French policy on lightweight single-use plastic bags evaluated
In 2015, the European Union issued a Directive (2015/720) to restrict the use of single-use plastic bags, with the aim of reducing the negative impact on the environment. The transposition into French law led to a total ban on the use of such plastic bags, with the exception of bags that are home compostable and contain at least 40% material from vegetal sources (since the beginning of 2020 this minimum has been raised to 50% and in 2025 minimum 60% will be required). As a result of this legislation, many shops switched to reusable alternatives, including cotton, or to paper bags (for single use).
In 2019, the French government agency ADEME (L ‘Agence de l’environnement et de la maîtrise de l’énergie, recently renamed Agence de la transition écologique) commissioned an investigation into whether the objective of the legislation was indeed achieved. To this end, she had life cycle assessments (LCA) carried out on the various commonly used alternatives. The result was recently published.
 ADEME. J.Lhotellier, X.Logel, I.Decos. 2019. ACV comparative de sacs destinés à l’emballage de marchandises au point de vente autres que les sacs de caisse – Rapport. 210 pages
Reusable bags don’t live up to the promise
Reusable packaging is often being touted as the ideal solution. But that does not appear to be the case for this type of bags. For example, the ADEME study establishes that a reusable cotton bag must already be reused at least 40 times to achieve the same environmental impact as the single use alternatives. And this is only the case when you wash it very sporadically. With every wash, the negative environmental impact shoots up again.
The pessimistic assessment is partly due to the strongly negative environmental impact of growing cotton. This requires a high water consumption (up to 11,000 litres for 1 kg of cotton) and a high use of pesticides (up to 25% of all pesticides produced in this world are destined for cotton cultivation). Moreover, such cotton products are usually made in sweat shops with very bad working conditions and sometimes even child labour (this latter assessment was not a part of the ADEME LCA).

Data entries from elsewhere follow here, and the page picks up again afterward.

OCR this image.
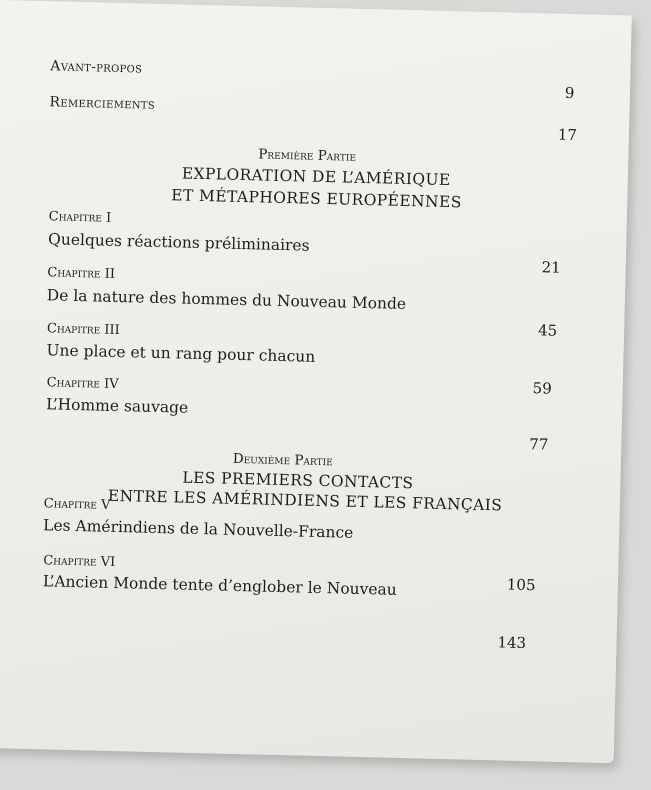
Avant-propos
9
Remerciements
17
Première Partie
EXPLORATION DE L’AMÉRIQUE
ET MÉTAPHORES EUROPÉENNES
Chapitre I
Quelques réactions préliminaires
21
Chapitre II
De la nature des hommes du Nouveau Monde
45
Chapitre III
Une place et un rang pour chacun
59
Chapitre IV
L’Homme sauvage
77
Deuxième Partie
LES PREMIERS CONTACTS
ENTRE LES AMÉRINDIENS ET LES FRANÇAIS
Chapitre V
Les Amérindiens de la Nouvelle-France
105
Chapitre VI
L’Ancien Monde tente d’englober le Nouveau
143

At the same time, a joint study by the Environmental Investigation Agency and Greenpeace UK shows that reusable bags (‘bags for life’) are barely actually reused in the United Kingdom.
 ENVIRONMENTAL INVESTIGATION AGENCY & GREENPEACE. N. N. 2019. Checking Out on Plastics II: Breakthroughs and backtracking from supermarkets – Report. 40 pages
Paper is not the best alternative
The ADEME study also concludes that paper is not the best alternative from an environmental point of view. On at least 3 of the 6 assessment points, paper bags score worse than the home compostable bags made from renewable material (from a vegetable source).

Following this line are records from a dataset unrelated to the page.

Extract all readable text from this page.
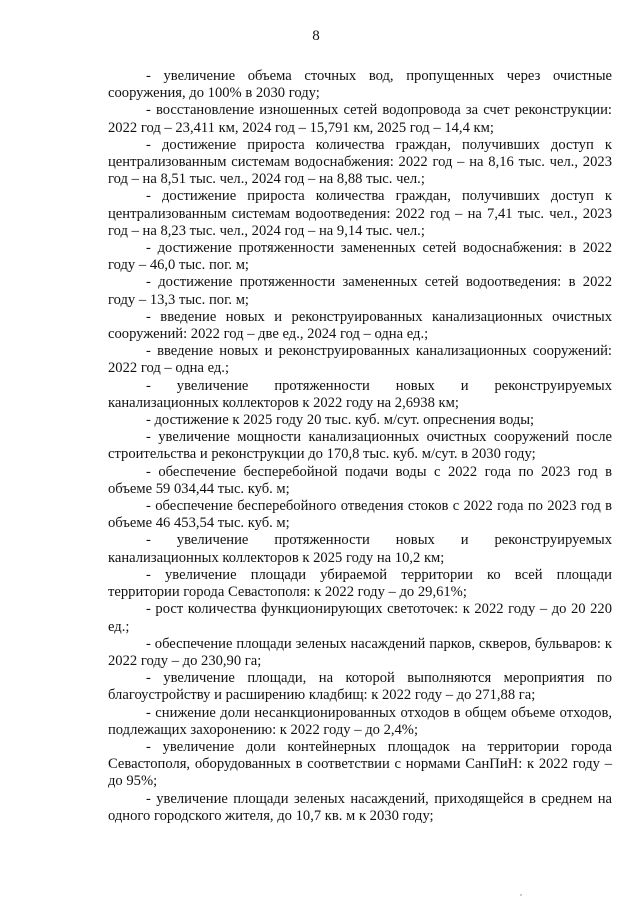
8

- увеличение объема сточных вод, пропущенных через очистные сооружения, до 100% в 2030 году;

- восстановление изношенных сетей водопровода за счет реконструкции: 2022 год – 23,411 км, 2024 год – 15,791 км, 2025 год – 14,4 км;

- достижение прироста количества граждан, получивших доступ к централизованным системам водоснабжения: 2022 год – на 8,16 тыс. чел., 2023 год – на 8,51 тыс. чел., 2024 год – на 8,88 тыс. чел.;

- достижение прироста количества граждан, получивших доступ к централизованным системам водоотведения: 2022 год – на 7,41 тыс. чел., 2023 год – на 8,23 тыс. чел., 2024 год – на 9,14 тыс. чел.;

- достижение протяженности замененных сетей водоснабжения: в 2022 году – 46,0 тыс. пог. м;

- достижение протяженности замененных сетей водоотведения: в 2022 году – 13,3 тыс. пог. м;

- введение новых и реконструированных канализационных очистных сооружений: 2022 год – две ед., 2024 год – одна ед.;

- введение новых и реконструированных канализационных сооружений: 2022 год – одна ед.;

- увеличение протяженности новых и реконструируемых канализационных коллекторов к 2022 году на 2,6938 км;

- достижение к 2025 году 20 тыс. куб. м/сут. опреснения воды;

- увеличение мощности канализационных очистных сооружений после строительства и реконструкции до 170,8 тыс. куб. м/сут. в 2030 году;

- обеспечение бесперебойной подачи воды с 2022 года по 2023 год в объеме 59 034,44 тыс. куб. м;

- обеспечение бесперебойного отведения стоков с 2022 года по 2023 год в объеме 46 453,54 тыс. куб. м;

- увеличение протяженности новых и реконструируемых канализационных коллекторов к 2025 году на 10,2 км;

- увеличение площади убираемой территории ко всей площади территории города Севастополя: к 2022 году – до 29,61%;

- рост количества функционирующих светоточек: к 2022 году – до 20 220 ед.;

- обеспечение площади зеленых насаждений парков, скверов, бульваров: к 2022 году – до 230,90 га;

- увеличение площади, на которой выполняются мероприятия по благоустройству и расширению кладбищ: к 2022 году – до 271,88 га;

- снижение доли несанкционированных отходов в общем объеме отходов, подлежащих захоронению: к 2022 году – до 2,4%;

- увеличение доли контейнерных площадок на территории города Севастополя, оборудованных в соответствии с нормами СанПиН: к 2022 году – до 95%;

- увеличение площади зеленых насаждений, приходящейся в среднем на одного городского жителя, до 10,7 кв. м к 2030 году;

What is a problem for paper is the high water and energy consumption during production and the high impact of logistics. Belgian UGent expert, Prof. Kim Ragaert says that to have the same environmental impact as a single-use plastic bag, a bag made of 100% recycled paper must be reused at least 4 times!
Only … recycled paper cannot be brought into contact with food (vegetables & fruit) for sanitary reasons. So all paper fruit and vegetable bags are made from freshly felled trees. Then you have to reuse that bag many times more to have the same environmental impact. And that simply doesn’t happen.
“And the winner is …”
What we already know for a long time has now been officially confirmed by a neutral French government agency: home-compostable bags, which consist of at least 40% renewable material (from plant sources), are the best alternative for packing fresh fruit and vegetables in the supermarket and on the street markets. All the more so if the bag is subsequently reused to collect food waste in the kitchen as part of a source separated waste collection scheme. And the steady rise of the minimum renewable content only makes it even better.